Math 480, Spring 2013, Assignment 4

By one of those caprices of the mind, which we are perhaps most subject to in early youth, I at once gave up my former occupations; set down natural history and all its progeny as a deformed and abortive creation; and entertained the greatest disdain for a would-be science, which could never even step within the threshold of real knowledge. In this mood of mind I betook myself to the mathematics, and the branches of study appertaining to that science, as being built upon secure foundations, and so worthy of my consideration.

- Mary Shelley, Frankenstein

Carefully define the following terms, then give one example and one non-example of each:[edit]

1. Relation (on a set \(S\)).
2. Partial order.
3. Total order.
4. Well-ordering.
5. Monomial order.

Carefully state the following theorems:[edit]

1. Theorem on well-ordered sets and descending chains.

Solve the following problems:[edit]

1. Prove that \(\leq_{\mbox{lex}}\) is a total order on \(\mathbb{Z}_{\geq0}^n\).
2. Rewrite each of the following polynomials with the terms in lex order (leading term first), and identify the leading term, leading monomial, leading coefficient, and multidegree. Then do the same using grlex order, and then using grevlex order:
   \(f(x,y,z)=2x+3y+z+x^2-z^2+x^3\)
   \(g(x,y,z)=2x^2y^8-3x^5yz^4+xyz^3-xy^4\)
3. Define a relation \(\preceq\) on \(\mathbb{Z}_{\geq0}\) by declaring that \(n\preceq m\) if and only if \(n\geq m\) (in the ordinary sense). Show that \(\preceq\) is a total ordering that satisfies \(n\preceq m\implies n+k\preceq m+k\) but is not a well-ordering (and hence not a monomial order).
4. The usual ordering on \(\mathbb{Z}_{\geq0}\) has the following property: between any two fixed elements there are only finitely many other elements. Either prove that this is true of any monomial order on \(\mathbb{Z}_{\geq0}^n\) for any \(n\), or else show by counterexample that it is not. In the latter case, why doesn't this contradict the theorem on chains in well-ordered sets?

I didn't know where else to post this, but I found two typos in the text.

1) Page 31, about halfway down

\((x-1)^2-t=0\) should be \((x-1)^2-t^2=0\)

2) Page 59, first line

\(x^5yz^2\) should be \(x^5yz\)

I was also thinking about classifying the different orderings we've covered (lex, grlex & grevlex) by their criteria and generalizing from a combinatorial perspective.

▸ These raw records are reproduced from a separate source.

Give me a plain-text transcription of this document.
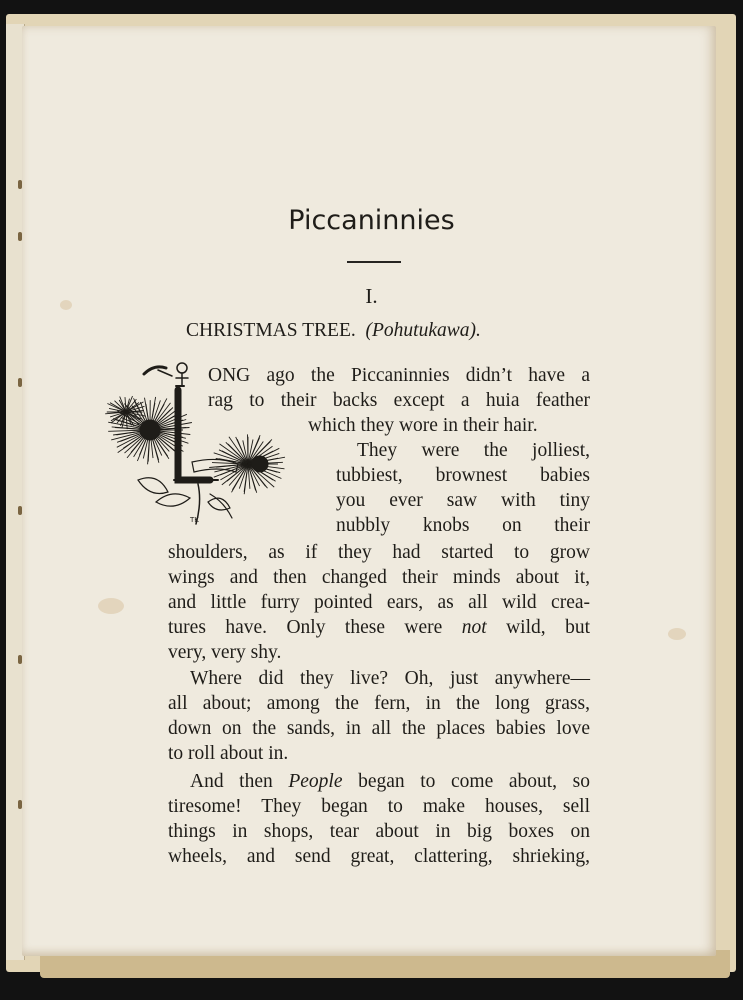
Piccaninnies
I.
CHRISTMAS TREE. (Pohutukawa).
TK
ONG ago the Piccaninnies didn’t have a
rag to their backs except a huia feather
which they wore in their hair.
They were the jolliest,
tubbiest, brownest babies
you ever saw with tiny
nubbly knobs on their
shoulders, as if they had started to grow
wings and then changed their minds about it,
and little furry pointed ears, as all wild crea-
tures have. Only these were not wild, but
very, very shy.
Where did they live? Oh, just anywhere—
all about; among the fern, in the long grass,
down on the sands, in all the places babies love
to roll about in.
And then People began to come about, so
tiresome! They began to make houses, sell
things in shops, tear about in big boxes on
wheels, and send great, clattering, shrieking,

A = "Alphabetical" order (\(x_1, x_2, \dots)\)

B = Total degree (high-to-low)

C = Degree of variable (high-to-low)

The priority of criteria will be a left-to-right listing of \(A,B,C\)

Reverse or inverse order (inv) will be denoted as \(A^{-1}, B^{-1}, C^{-1}\)

Lex = \(AC\) (total degree not relevant)

Grlex = \(BAC\)

Grevlex = \(BA^{-1}C^{-1}\)

Note that if A (lex) precedes B (total order), then B is irrelevant. Once we establish which variable comes first lexicographically, then we sort by that variable, tie going to order of that variable. Total degree never comes into play.

Ignoring inverses, we have:

AC

BAC

BCA

CA

CBA

Each criteria has two values, high-to-low, or low-to-high (inv).

This gives us a total of \(2(2^{2})+3(2^{3}) = 8+24 = 32\) distinct orderings with those criteria.

We were told that if a set has total order, and every finite subset has a smallest element, then it's well-ordered. However, any finite subset of \(Z_{n}\) has a smallest element, but since 0<n-1 and n-1<0 (since (n-1)+1 = 0) it doesn't obey trichotomy, so it's a well-ordered set that doesn't have total order. Is there an exception for finite cyclic sets?

Matthew.Lehman (talk)

Actually there is no standard order on \(Z_n\), essentially for the reason you've identified. (The relation you're thinking of isn't actually a partial order. If it were, then \(0\leq n-1\leq 0\) would force \(0 = n-1\) by antisymmetry.) - Steven.Jackson (talk) 17:07, 11 March 2013 (EDT)